Can You Experience Restless Leg Syndrome in the Feet?
While the name “Restless Leg Syndrome” implies that this condition is only felt in the legs, rare cases of RLS can cause movement in the feet or toes.
However, if your symptoms appear in the feet or toes (particularly if the movement is accompanied by pain), you may not have RLS at all. Instead, you may be suffering from a condition called Painful Leg and Moving Toes Syndrome (PLMT).
In PLMT, which researchers believe is closely connected to neuropathy or spinal trauma, sufferers experience movement in the feet, legs, and toes while resting. Unlike RLS, PLMT is characterized by pain (not just discomfort) either before or during the movement. This pain can be sharp, throbbing, burning, cramping, or tingling. Make sure to talk to your doctor about all of your symptoms, for an accurate diagnosis!
Leg Pain and Plantar Fasciitis
If you have plantar fasciitis and you’re dealing with leg pain that isn’t accompanied by movement, you’re not alone.
Gait abnormalities or tight and inflexible muscles in the calves, ankles, and thighs, can all contribute to leg pain that accompanies heel pain. For the most part, improving the alignment of the feet and legs, as well as massage and stretching to help muscles become stronger and more flexible (more on this below!) can significantly improve both your heel pain and your leg pain.
Remember: Your feet and heels don’t work in isolation. All of the muscles, tendons, and ligaments in the feet and legs work together to help you take every step. When the arch and heel are struggling, the legs often suffer — and vice versa!

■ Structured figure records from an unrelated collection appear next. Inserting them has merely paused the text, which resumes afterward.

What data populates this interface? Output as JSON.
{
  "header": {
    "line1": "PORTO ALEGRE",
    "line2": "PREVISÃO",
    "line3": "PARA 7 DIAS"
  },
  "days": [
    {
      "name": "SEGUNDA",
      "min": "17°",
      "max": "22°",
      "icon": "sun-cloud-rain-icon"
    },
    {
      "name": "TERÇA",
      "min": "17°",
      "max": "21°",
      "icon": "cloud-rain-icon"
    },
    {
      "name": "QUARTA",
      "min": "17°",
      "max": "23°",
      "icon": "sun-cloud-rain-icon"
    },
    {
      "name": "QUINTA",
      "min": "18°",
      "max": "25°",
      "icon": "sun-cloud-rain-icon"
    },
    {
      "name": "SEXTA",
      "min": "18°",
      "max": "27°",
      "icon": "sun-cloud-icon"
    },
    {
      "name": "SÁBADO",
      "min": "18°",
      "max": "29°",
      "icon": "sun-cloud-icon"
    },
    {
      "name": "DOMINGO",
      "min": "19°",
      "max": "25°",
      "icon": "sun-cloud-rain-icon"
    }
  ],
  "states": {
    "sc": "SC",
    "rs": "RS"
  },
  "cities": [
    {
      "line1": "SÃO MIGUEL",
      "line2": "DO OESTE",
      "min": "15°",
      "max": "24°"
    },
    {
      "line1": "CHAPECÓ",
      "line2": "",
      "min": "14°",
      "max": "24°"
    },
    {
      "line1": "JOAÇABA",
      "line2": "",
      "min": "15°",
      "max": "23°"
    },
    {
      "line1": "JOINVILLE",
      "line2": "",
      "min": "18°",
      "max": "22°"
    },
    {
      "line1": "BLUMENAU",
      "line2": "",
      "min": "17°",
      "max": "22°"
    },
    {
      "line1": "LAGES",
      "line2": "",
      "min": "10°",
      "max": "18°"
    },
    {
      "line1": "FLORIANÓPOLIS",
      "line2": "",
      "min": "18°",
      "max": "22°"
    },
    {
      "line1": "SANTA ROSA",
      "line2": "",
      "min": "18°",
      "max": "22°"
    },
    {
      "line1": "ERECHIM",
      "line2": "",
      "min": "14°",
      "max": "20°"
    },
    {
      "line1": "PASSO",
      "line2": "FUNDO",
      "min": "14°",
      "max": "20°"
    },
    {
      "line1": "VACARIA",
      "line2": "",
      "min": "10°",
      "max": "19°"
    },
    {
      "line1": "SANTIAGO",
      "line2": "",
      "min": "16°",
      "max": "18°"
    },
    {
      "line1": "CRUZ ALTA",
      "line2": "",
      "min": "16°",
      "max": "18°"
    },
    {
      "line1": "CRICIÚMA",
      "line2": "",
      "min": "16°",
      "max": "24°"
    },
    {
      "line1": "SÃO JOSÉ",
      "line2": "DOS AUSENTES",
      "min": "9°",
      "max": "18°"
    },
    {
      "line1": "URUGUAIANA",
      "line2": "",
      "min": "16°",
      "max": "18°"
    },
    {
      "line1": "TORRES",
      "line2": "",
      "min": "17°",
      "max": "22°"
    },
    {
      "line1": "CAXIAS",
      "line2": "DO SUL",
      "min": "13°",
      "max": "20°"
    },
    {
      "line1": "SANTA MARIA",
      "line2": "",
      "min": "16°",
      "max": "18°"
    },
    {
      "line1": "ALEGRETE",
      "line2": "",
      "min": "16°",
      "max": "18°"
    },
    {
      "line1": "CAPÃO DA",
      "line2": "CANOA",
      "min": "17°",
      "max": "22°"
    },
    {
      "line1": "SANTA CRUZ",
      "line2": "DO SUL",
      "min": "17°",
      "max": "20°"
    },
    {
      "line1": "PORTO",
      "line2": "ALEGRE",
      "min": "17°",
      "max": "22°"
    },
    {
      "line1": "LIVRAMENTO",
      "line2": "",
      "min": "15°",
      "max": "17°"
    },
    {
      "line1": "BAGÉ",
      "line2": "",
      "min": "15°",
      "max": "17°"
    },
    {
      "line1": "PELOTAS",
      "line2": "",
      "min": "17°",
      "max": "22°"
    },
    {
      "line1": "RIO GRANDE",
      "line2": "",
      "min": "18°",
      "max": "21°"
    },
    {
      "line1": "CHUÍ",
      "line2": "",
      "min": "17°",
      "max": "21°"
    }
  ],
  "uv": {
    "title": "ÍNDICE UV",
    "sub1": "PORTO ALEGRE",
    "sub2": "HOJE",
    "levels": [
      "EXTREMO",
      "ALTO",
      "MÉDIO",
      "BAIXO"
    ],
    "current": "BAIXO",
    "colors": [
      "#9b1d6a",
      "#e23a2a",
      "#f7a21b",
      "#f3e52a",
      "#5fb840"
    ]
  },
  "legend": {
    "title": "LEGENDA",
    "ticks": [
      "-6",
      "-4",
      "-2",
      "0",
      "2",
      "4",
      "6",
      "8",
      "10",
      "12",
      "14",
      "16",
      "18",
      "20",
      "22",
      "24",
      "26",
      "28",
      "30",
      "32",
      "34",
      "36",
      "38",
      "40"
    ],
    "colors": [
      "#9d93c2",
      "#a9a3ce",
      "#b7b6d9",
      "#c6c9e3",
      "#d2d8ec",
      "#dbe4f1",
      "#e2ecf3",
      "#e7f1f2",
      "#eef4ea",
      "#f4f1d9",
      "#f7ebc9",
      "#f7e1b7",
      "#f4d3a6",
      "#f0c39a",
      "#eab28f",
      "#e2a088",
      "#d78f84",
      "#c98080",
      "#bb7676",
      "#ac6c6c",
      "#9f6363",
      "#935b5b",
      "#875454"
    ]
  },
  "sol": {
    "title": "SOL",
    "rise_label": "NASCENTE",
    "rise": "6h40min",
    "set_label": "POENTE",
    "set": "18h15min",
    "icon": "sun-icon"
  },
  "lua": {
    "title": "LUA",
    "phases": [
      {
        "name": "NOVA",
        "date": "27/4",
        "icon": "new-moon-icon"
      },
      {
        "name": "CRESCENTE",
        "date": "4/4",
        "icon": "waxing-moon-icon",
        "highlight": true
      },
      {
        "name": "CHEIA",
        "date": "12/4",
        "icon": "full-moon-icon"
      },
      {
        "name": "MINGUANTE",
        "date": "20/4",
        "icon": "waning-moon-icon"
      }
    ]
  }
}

Improving Alignment and Gait to Address Restless Leg Syndrome and Plantar Fasciitis
Some people have found that by improving their movement patterns and gait, their restless leg syndrome improves as well as the fascia and muscles in the legs and feet resume a proper position and heal.
Likewise, by taking steps to properly align and treat strained and damaged ligaments in the fascia, plantar fasciitis can be warded off or treated as well.
Make sure that you are wearing properly fitting shoes that support and cushion your arches, and aren’t too tight. Avoid wearing high heels or shoes that are tight in the toe box.
Wearing orthotic inserts with your favorite pair of shoes can offer a great deal of support and cushioning to a compromised arch, allowing you to walk normally without pain.
Since resting the legs and feet (an important part of healing plantar fasciitis) can be uncomfortable for individuals with restless leg syndrome, it’s especially important to take steps to properly support the ligaments and tissue of the feet.
Massage and Stretching for Restless Leg Syndrome and Plantar Fasciitis
Starting a regular routine of stretching and self-massage with a mobility ball, tennis ball, or even water bottle can strengthen and elongate tight and damaged muscles and ligaments in the feet and legs. Over time, these stretches and massage can break up adhesions, improve circulation, and support proper gait and movement patterns.
Most cases of plantar fasciitis can be resolved at home using the treatments discussed above, including orthotics, stretching, and rest. And while treating restless leg syndrome can feel like guesswork, the good news is that many of the treatments that work for plantar fasciitis also seem to have a positive effect on restless leg syndrome.